On his seventieth birthday, in 1938, his colleagues and pupils published a festschrift edited by Gavin de Beer: Evolution: essays on aspects of evolutionary biology.

==Selected works==
- Goodrich E.S. 1909. The Vertebrata Craniata (Cyclostomes and Fishes). Volume IX of Lankester E. Ray (ed) Treatise on Zoology, London.
- Goodrich, Edwin S. 1924. Living organisms: an account of their origin and evolution. Oxford University Press.
- Goodrich E.S. 1930. Studies on the structure and development of Vertebrates. Macmillan, London. xxx+837p, 754 figures. One of the great works of vertebrate comparative anatomy.

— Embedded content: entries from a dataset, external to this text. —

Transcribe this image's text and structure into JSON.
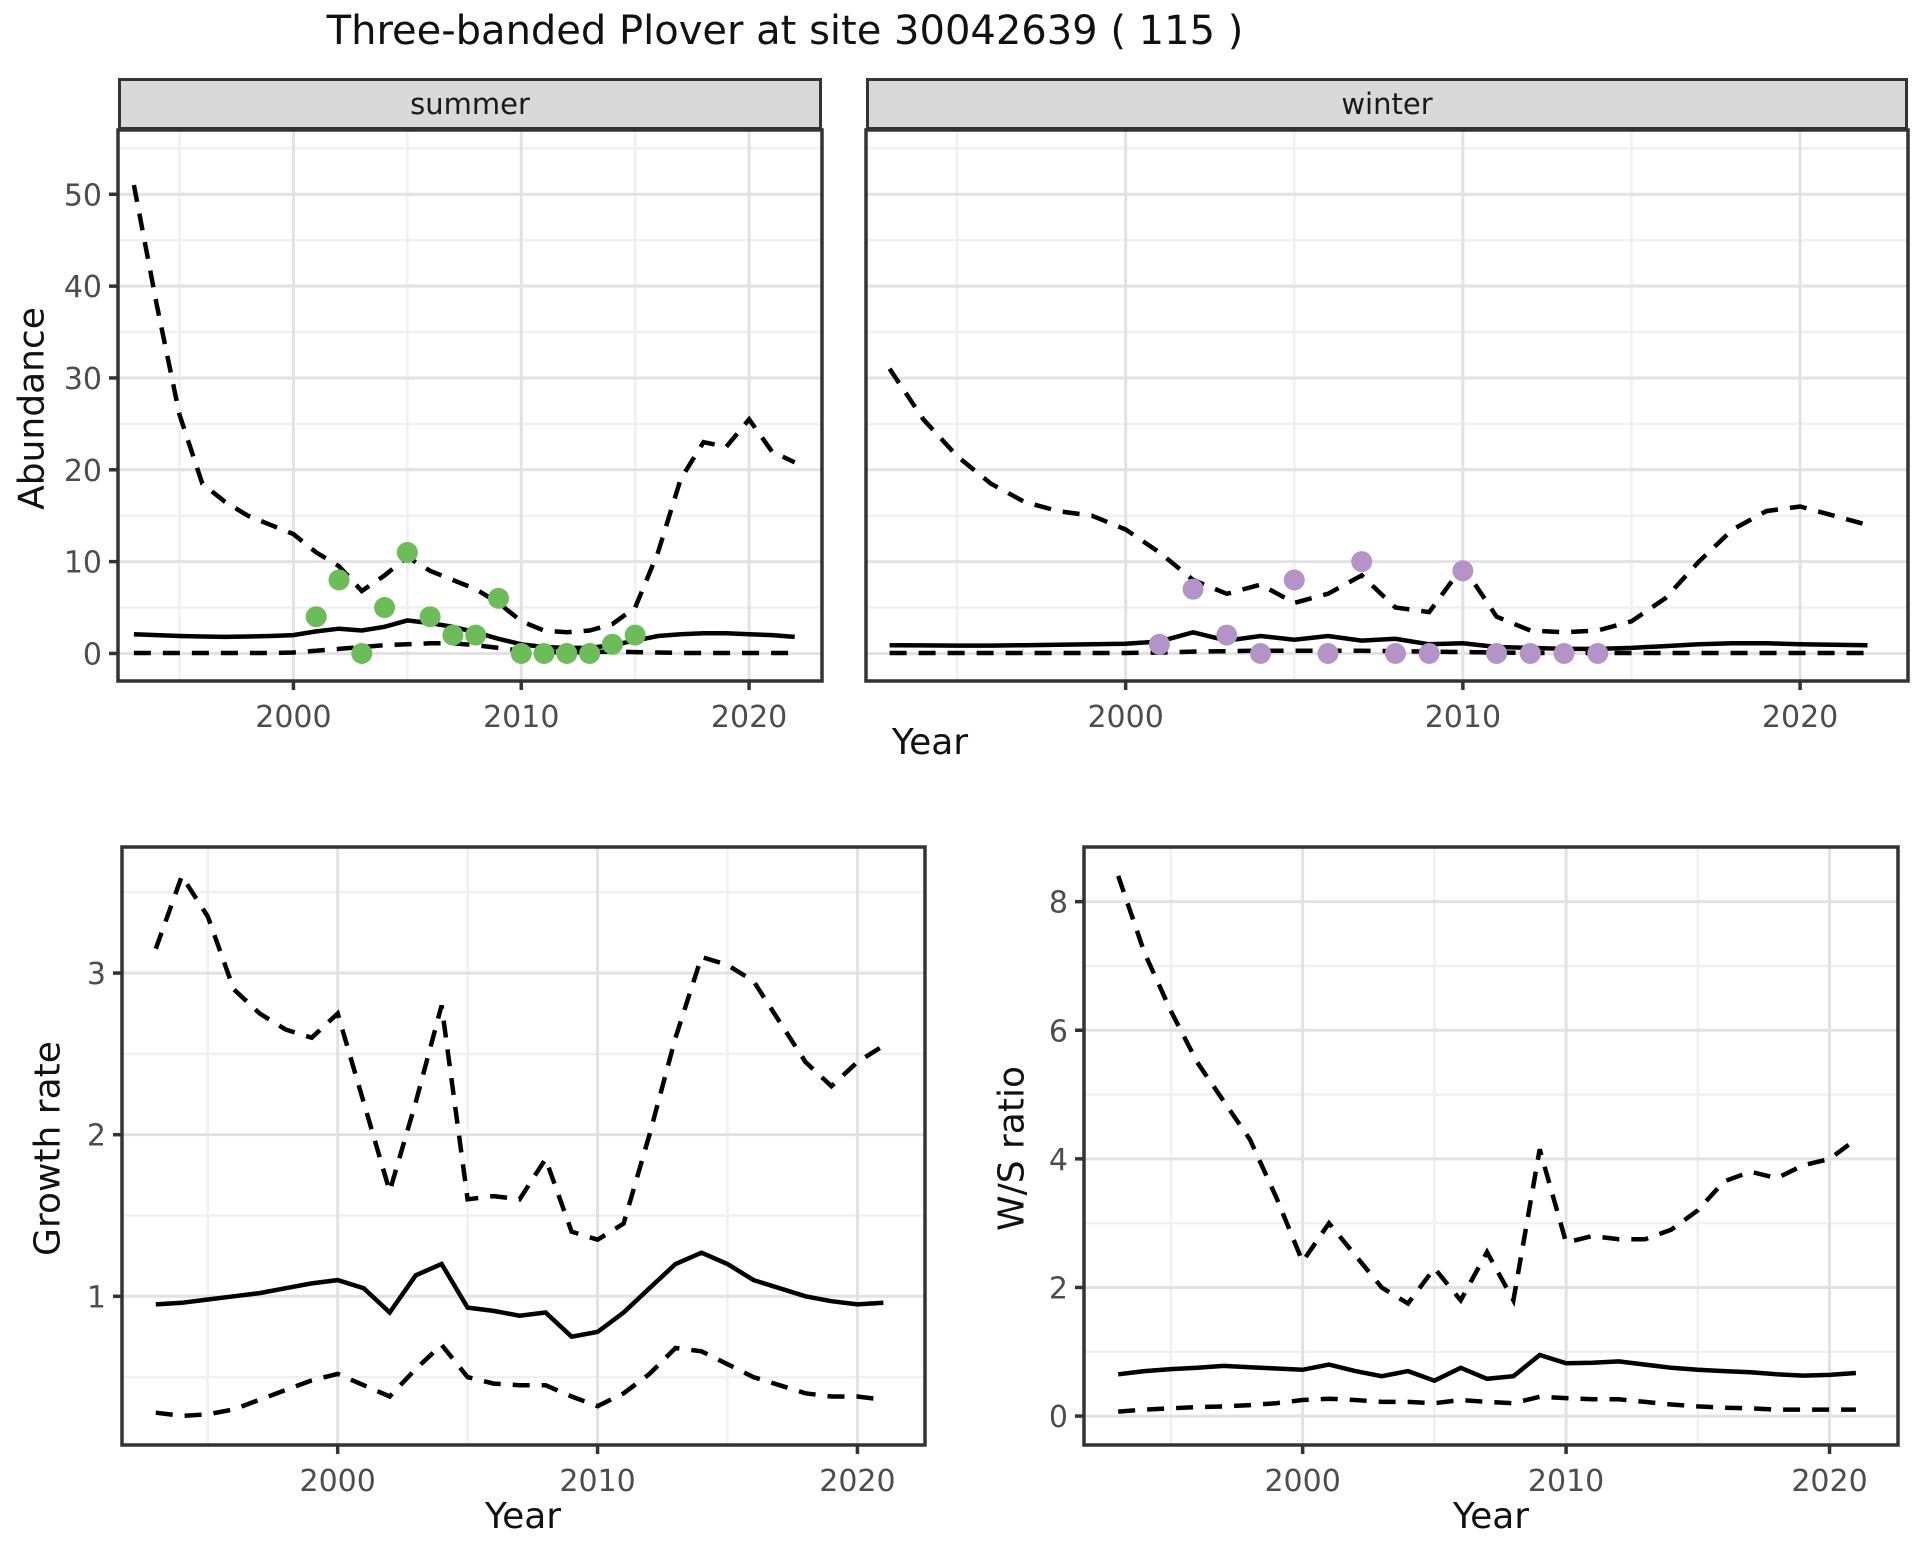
{
  "title": "Three-banded Plover at site 30042639 ( 115 )",
  "colors": {
    "summer_points": "#6cbc5a",
    "winter_points": "#b494c8",
    "line": "#000000",
    "strip_bg": "#d9d9d9",
    "grid_major": "#e2e2e2",
    "grid_minor": "#f0f0f0",
    "frame": "#333333",
    "tick_label": "#4d4d4d"
  },
  "chart_data": [
    {
      "type": "line",
      "facet_label": "summer",
      "xlabel": "Year",
      "ylabel": "Abundance",
      "xlim": [
        1992.3,
        2023.2
      ],
      "ylim": [
        -3,
        57
      ],
      "x_ticks": [
        {
          "v": 2000,
          "label": "2000"
        },
        {
          "v": 2010,
          "label": "2010"
        },
        {
          "v": 2020,
          "label": "2020"
        }
      ],
      "x_minor": [
        1995,
        2005,
        2015
      ],
      "y_ticks": [
        {
          "v": 0,
          "label": "0"
        },
        {
          "v": 10,
          "label": "10"
        },
        {
          "v": 20,
          "label": "20"
        },
        {
          "v": 30,
          "label": "30"
        },
        {
          "v": 40,
          "label": "40"
        },
        {
          "v": 50,
          "label": "50"
        }
      ],
      "y_minor": [
        5,
        15,
        25,
        35,
        45,
        55
      ],
      "show_y_tick_labels": true,
      "years": [
        1993,
        1994,
        1995,
        1996,
        1997,
        1998,
        1999,
        2000,
        2001,
        2002,
        2003,
        2004,
        2005,
        2006,
        2007,
        2008,
        2009,
        2010,
        2011,
        2012,
        2013,
        2014,
        2015,
        2016,
        2017,
        2018,
        2019,
        2020,
        2021,
        2022
      ],
      "series": [
        {
          "name": "upper-95ci",
          "style": "dashed",
          "values": [
            51,
            38,
            26,
            18.5,
            16.5,
            15,
            14,
            13,
            11,
            9.5,
            6.8,
            8.5,
            10.5,
            9,
            8,
            7,
            5.5,
            3.5,
            2.5,
            2.3,
            2.5,
            3.2,
            5,
            11,
            19,
            23,
            22.5,
            25.5,
            22,
            20.8
          ]
        },
        {
          "name": "median",
          "style": "solid",
          "values": [
            2.1,
            2.0,
            1.9,
            1.85,
            1.8,
            1.85,
            1.9,
            2.0,
            2.4,
            2.7,
            2.5,
            2.9,
            3.6,
            3.3,
            2.9,
            2.3,
            1.6,
            1.0,
            0.7,
            0.6,
            0.6,
            0.9,
            1.4,
            1.9,
            2.1,
            2.2,
            2.2,
            2.1,
            2.0,
            1.8
          ]
        },
        {
          "name": "lower-95ci",
          "style": "dashed",
          "values": [
            0.05,
            0.05,
            0.05,
            0.05,
            0.05,
            0.05,
            0.05,
            0.1,
            0.3,
            0.5,
            0.7,
            0.9,
            1.0,
            1.1,
            1.1,
            0.9,
            0.6,
            0.3,
            0.15,
            0.1,
            0.15,
            0.2,
            0.15,
            0.1,
            0.05,
            0.05,
            0.05,
            0.05,
            0.05,
            0.05
          ]
        }
      ],
      "points": {
        "color_key": "summer_points",
        "data": [
          [
            2001,
            4
          ],
          [
            2002,
            8
          ],
          [
            2003,
            0
          ],
          [
            2004,
            5
          ],
          [
            2005,
            11
          ],
          [
            2006,
            4
          ],
          [
            2007,
            2
          ],
          [
            2008,
            2
          ],
          [
            2009,
            6
          ],
          [
            2010,
            0
          ],
          [
            2011,
            0
          ],
          [
            2012,
            0
          ],
          [
            2013,
            0
          ],
          [
            2014,
            1
          ],
          [
            2015,
            2
          ]
        ]
      }
    },
    {
      "type": "line",
      "facet_label": "winter",
      "xlabel": "Year",
      "ylabel": "Abundance",
      "xlim": [
        1992.3,
        2023.2
      ],
      "ylim": [
        -3,
        57
      ],
      "x_ticks": [
        {
          "v": 2000,
          "label": "2000"
        },
        {
          "v": 2010,
          "label": "2010"
        },
        {
          "v": 2020,
          "label": "2020"
        }
      ],
      "x_minor": [
        1995,
        2005,
        2015
      ],
      "y_ticks": [
        {
          "v": 0,
          "label": "0"
        },
        {
          "v": 10,
          "label": "10"
        },
        {
          "v": 20,
          "label": "20"
        },
        {
          "v": 30,
          "label": "30"
        },
        {
          "v": 40,
          "label": "40"
        },
        {
          "v": 50,
          "label": "50"
        }
      ],
      "y_minor": [
        5,
        15,
        25,
        35,
        45,
        55
      ],
      "show_y_tick_labels": false,
      "years": [
        1993,
        1994,
        1995,
        1996,
        1997,
        1998,
        1999,
        2000,
        2001,
        2002,
        2003,
        2004,
        2005,
        2006,
        2007,
        2008,
        2009,
        2010,
        2011,
        2012,
        2013,
        2014,
        2015,
        2016,
        2017,
        2018,
        2019,
        2020,
        2021,
        2022
      ],
      "series": [
        {
          "name": "upper-95ci",
          "style": "dashed",
          "values": [
            31,
            25.5,
            21.5,
            18.5,
            16.5,
            15.5,
            15,
            13.5,
            11,
            8,
            6.5,
            7.5,
            5.5,
            6.5,
            8.5,
            5,
            4.5,
            9.5,
            4,
            2.5,
            2.3,
            2.5,
            3.5,
            6,
            10,
            13.5,
            15.5,
            16,
            15,
            14
          ]
        },
        {
          "name": "median",
          "style": "solid",
          "values": [
            0.9,
            0.88,
            0.85,
            0.85,
            0.9,
            0.95,
            1.0,
            1.05,
            1.3,
            2.3,
            1.4,
            1.9,
            1.5,
            1.9,
            1.4,
            1.6,
            1.0,
            1.1,
            0.7,
            0.6,
            0.5,
            0.5,
            0.6,
            0.8,
            1.0,
            1.1,
            1.1,
            1.0,
            0.95,
            0.9
          ]
        },
        {
          "name": "lower-95ci",
          "style": "dashed",
          "values": [
            0.05,
            0.05,
            0.05,
            0.05,
            0.05,
            0.05,
            0.05,
            0.05,
            0.1,
            0.2,
            0.25,
            0.3,
            0.3,
            0.3,
            0.3,
            0.25,
            0.2,
            0.15,
            0.1,
            0.05,
            0.05,
            0.05,
            0.05,
            0.05,
            0.05,
            0.05,
            0.05,
            0.05,
            0.05,
            0.05
          ]
        }
      ],
      "points": {
        "color_key": "winter_points",
        "data": [
          [
            2001,
            1
          ],
          [
            2002,
            7
          ],
          [
            2003,
            2
          ],
          [
            2004,
            0
          ],
          [
            2005,
            8
          ],
          [
            2006,
            0
          ],
          [
            2007,
            10
          ],
          [
            2008,
            0
          ],
          [
            2009,
            0
          ],
          [
            2010,
            9
          ],
          [
            2011,
            0
          ],
          [
            2012,
            0
          ],
          [
            2013,
            0
          ],
          [
            2014,
            0
          ]
        ]
      }
    },
    {
      "type": "line",
      "facet_label": "",
      "xlabel": "Year",
      "ylabel": "Growth rate",
      "xlim": [
        1991.7,
        2022.6
      ],
      "ylim": [
        0.08,
        3.78
      ],
      "x_ticks": [
        {
          "v": 2000,
          "label": "2000"
        },
        {
          "v": 2010,
          "label": "2010"
        },
        {
          "v": 2020,
          "label": "2020"
        }
      ],
      "x_minor": [
        1995,
        2005,
        2015
      ],
      "y_ticks": [
        {
          "v": 1,
          "label": "1"
        },
        {
          "v": 2,
          "label": "2"
        },
        {
          "v": 3,
          "label": "3"
        }
      ],
      "y_minor": [
        0.5,
        1.5,
        2.5,
        3.5
      ],
      "show_y_tick_labels": true,
      "years": [
        1993,
        1994,
        1995,
        1996,
        1997,
        1998,
        1999,
        2000,
        2001,
        2002,
        2003,
        2004,
        2005,
        2006,
        2007,
        2008,
        2009,
        2010,
        2011,
        2012,
        2013,
        2014,
        2015,
        2016,
        2017,
        2018,
        2019,
        2020,
        2021
      ],
      "series": [
        {
          "name": "upper-95ci",
          "style": "dashed",
          "values": [
            3.15,
            3.6,
            3.35,
            2.9,
            2.75,
            2.65,
            2.6,
            2.75,
            2.2,
            1.65,
            2.2,
            2.8,
            1.6,
            1.62,
            1.6,
            1.85,
            1.4,
            1.35,
            1.45,
            2.0,
            2.6,
            3.1,
            3.05,
            2.95,
            2.7,
            2.45,
            2.3,
            2.45,
            2.55
          ]
        },
        {
          "name": "median",
          "style": "solid",
          "values": [
            0.95,
            0.96,
            0.98,
            1.0,
            1.02,
            1.05,
            1.08,
            1.1,
            1.05,
            0.9,
            1.13,
            1.2,
            0.93,
            0.91,
            0.88,
            0.9,
            0.75,
            0.78,
            0.9,
            1.05,
            1.2,
            1.27,
            1.2,
            1.1,
            1.05,
            1.0,
            0.97,
            0.95,
            0.96
          ]
        },
        {
          "name": "lower-95ci",
          "style": "dashed",
          "values": [
            0.28,
            0.26,
            0.27,
            0.3,
            0.36,
            0.42,
            0.48,
            0.52,
            0.45,
            0.38,
            0.55,
            0.7,
            0.5,
            0.46,
            0.45,
            0.45,
            0.38,
            0.32,
            0.4,
            0.52,
            0.68,
            0.66,
            0.58,
            0.5,
            0.45,
            0.4,
            0.38,
            0.38,
            0.36
          ]
        }
      ],
      "points": null
    },
    {
      "type": "line",
      "facet_label": "",
      "xlabel": "Year",
      "ylabel": "W/S ratio",
      "xlim": [
        1991.7,
        2022.6
      ],
      "ylim": [
        -0.45,
        8.85
      ],
      "x_ticks": [
        {
          "v": 2000,
          "label": "2000"
        },
        {
          "v": 2010,
          "label": "2010"
        },
        {
          "v": 2020,
          "label": "2020"
        }
      ],
      "x_minor": [
        1995,
        2005,
        2015
      ],
      "y_ticks": [
        {
          "v": 0,
          "label": "0"
        },
        {
          "v": 2,
          "label": "2"
        },
        {
          "v": 4,
          "label": "4"
        },
        {
          "v": 6,
          "label": "6"
        },
        {
          "v": 8,
          "label": "8"
        }
      ],
      "y_minor": [
        1,
        3,
        5,
        7
      ],
      "show_y_tick_labels": true,
      "years": [
        1993,
        1994,
        1995,
        1996,
        1997,
        1998,
        1999,
        2000,
        2001,
        2002,
        2003,
        2004,
        2005,
        2006,
        2007,
        2008,
        2009,
        2010,
        2011,
        2012,
        2013,
        2014,
        2015,
        2016,
        2017,
        2018,
        2019,
        2020,
        2021
      ],
      "series": [
        {
          "name": "upper-95ci",
          "style": "dashed",
          "values": [
            8.4,
            7.2,
            6.3,
            5.5,
            4.9,
            4.3,
            3.4,
            2.4,
            3.0,
            2.5,
            2.0,
            1.75,
            2.3,
            1.8,
            2.55,
            1.8,
            4.15,
            2.7,
            2.8,
            2.75,
            2.75,
            2.9,
            3.2,
            3.65,
            3.8,
            3.7,
            3.9,
            4.0,
            4.3
          ]
        },
        {
          "name": "median",
          "style": "solid",
          "values": [
            0.65,
            0.7,
            0.73,
            0.75,
            0.78,
            0.76,
            0.74,
            0.72,
            0.8,
            0.7,
            0.62,
            0.7,
            0.55,
            0.75,
            0.58,
            0.62,
            0.95,
            0.82,
            0.83,
            0.85,
            0.8,
            0.75,
            0.72,
            0.7,
            0.68,
            0.65,
            0.63,
            0.64,
            0.67
          ]
        },
        {
          "name": "lower-95ci",
          "style": "dashed",
          "values": [
            0.07,
            0.1,
            0.12,
            0.14,
            0.15,
            0.17,
            0.2,
            0.25,
            0.27,
            0.25,
            0.22,
            0.22,
            0.2,
            0.25,
            0.22,
            0.2,
            0.3,
            0.28,
            0.26,
            0.26,
            0.22,
            0.18,
            0.15,
            0.13,
            0.12,
            0.1,
            0.1,
            0.1,
            0.1
          ]
        }
      ],
      "points": null
    }
  ]
}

- Goodrich E.S. 1895. On the coelom, genital ducts, and nephridia. Q.J.M.S. 37, 477–510.
- Goodrich E.S. 1913. Metameric segmentation and homology, Q.J.M.S. 59, 227–248.
- Goodrich E.S. 1927. The problem of the sympathetic nervous system from the morphological point of view. Proceedings of the Anatomical Society of Great Britain and Ireland, Journal of Anatomy 61, p499.
- Goodrich E.S. 1934. The early development of the nephridia in Amphioxus, Introduction and part I: Hatschek's Nephridium. Q.J.M.S. 76, 499–510.
- Goodrich E.S. 1934. 'The early development of the nephridia in Amphioxus, part II: The paired nephridia. Q.J.M.S. 76, 655–674.
- Goodrich E.S. 1945. The study of nephridia and genital ducts since 1895. Q.J.M.S. 86, 113–392.